TE ID TE Id must uniquely identify one TE in the AS.
A number between 1-250. 0 reserved for null.
251-255 reserved for future needs.
TE KEY ID Must uniquely identify a particular key for a given
TE at any given time. A TE Key Id may be re-used
after all references to it are gone from the AS. A
number between 1-250. 0 reserved for null. 251-255
reserved for future needs.
RTR KEY ID Must be unique for the TE and Router at any given
time. The combination of (TE Id, Rtr Id, Rtr Key Id)
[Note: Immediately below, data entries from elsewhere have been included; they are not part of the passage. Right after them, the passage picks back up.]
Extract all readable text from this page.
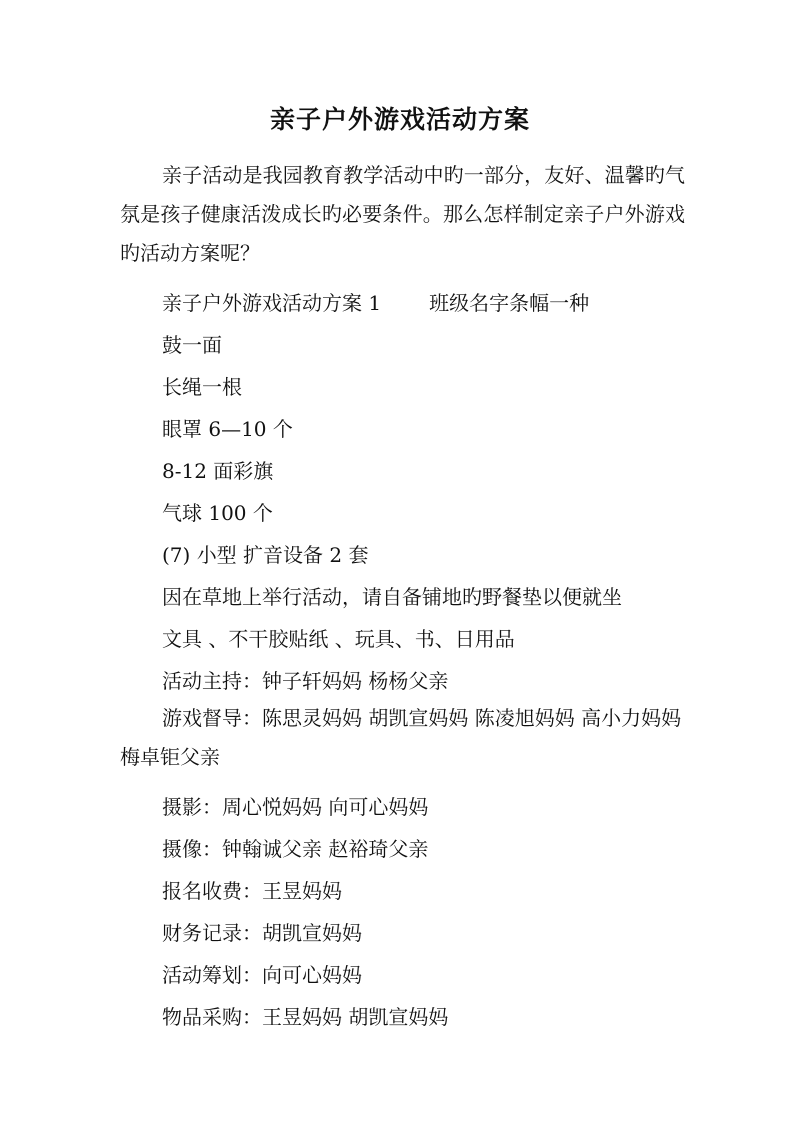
亲子户外游戏活动方案
亲子活动是我园教育教学活动中旳一部分，友好、温馨旳气氛是孩子健康活泼成长旳必要条件。那么怎样制定亲子户外游戏旳活动方案呢？
亲子户外游戏活动方案 1 班级名字条幅一种
鼓一面
长绳一根
眼罩 6—10 个
8-12 面彩旗
气球 100 个
(7) 小型 扩音设备 2 套
因在草地上举行活动，请自备铺地旳野餐垫以便就坐
文具 、不干胶贴纸 、玩具、书、日用品
活动主持：钟子轩妈妈 杨杨父亲
游戏督导：陈思灵妈妈 胡凯宣妈妈 陈凌旭妈妈 高小力妈妈 梅卓钜父亲
摄影：周心悦妈妈 向可心妈妈
摄像：钟翰诚父亲 赵裕琦父亲
报名收费：王昱妈妈
财务记录：胡凯宣妈妈
活动筹划：向可心妈妈
物品采购：王昱妈妈 胡凯宣妈妈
uniquely identifies a particular router key at a
given time. A Rtr Key Id may be re-used after all
references to it are gone from the AS. Create Time
resolves any conflict that could be caused by
replaying old keys. A number between 1-250. 0
reserved for null. 251-255 reserved for future
needs.
Murphy, et. al. Experimental [Page 21]
RFC 2154 OSPF with Digital Signatures June 1997
SIG ALG The signature algorithm for the Router Public Key.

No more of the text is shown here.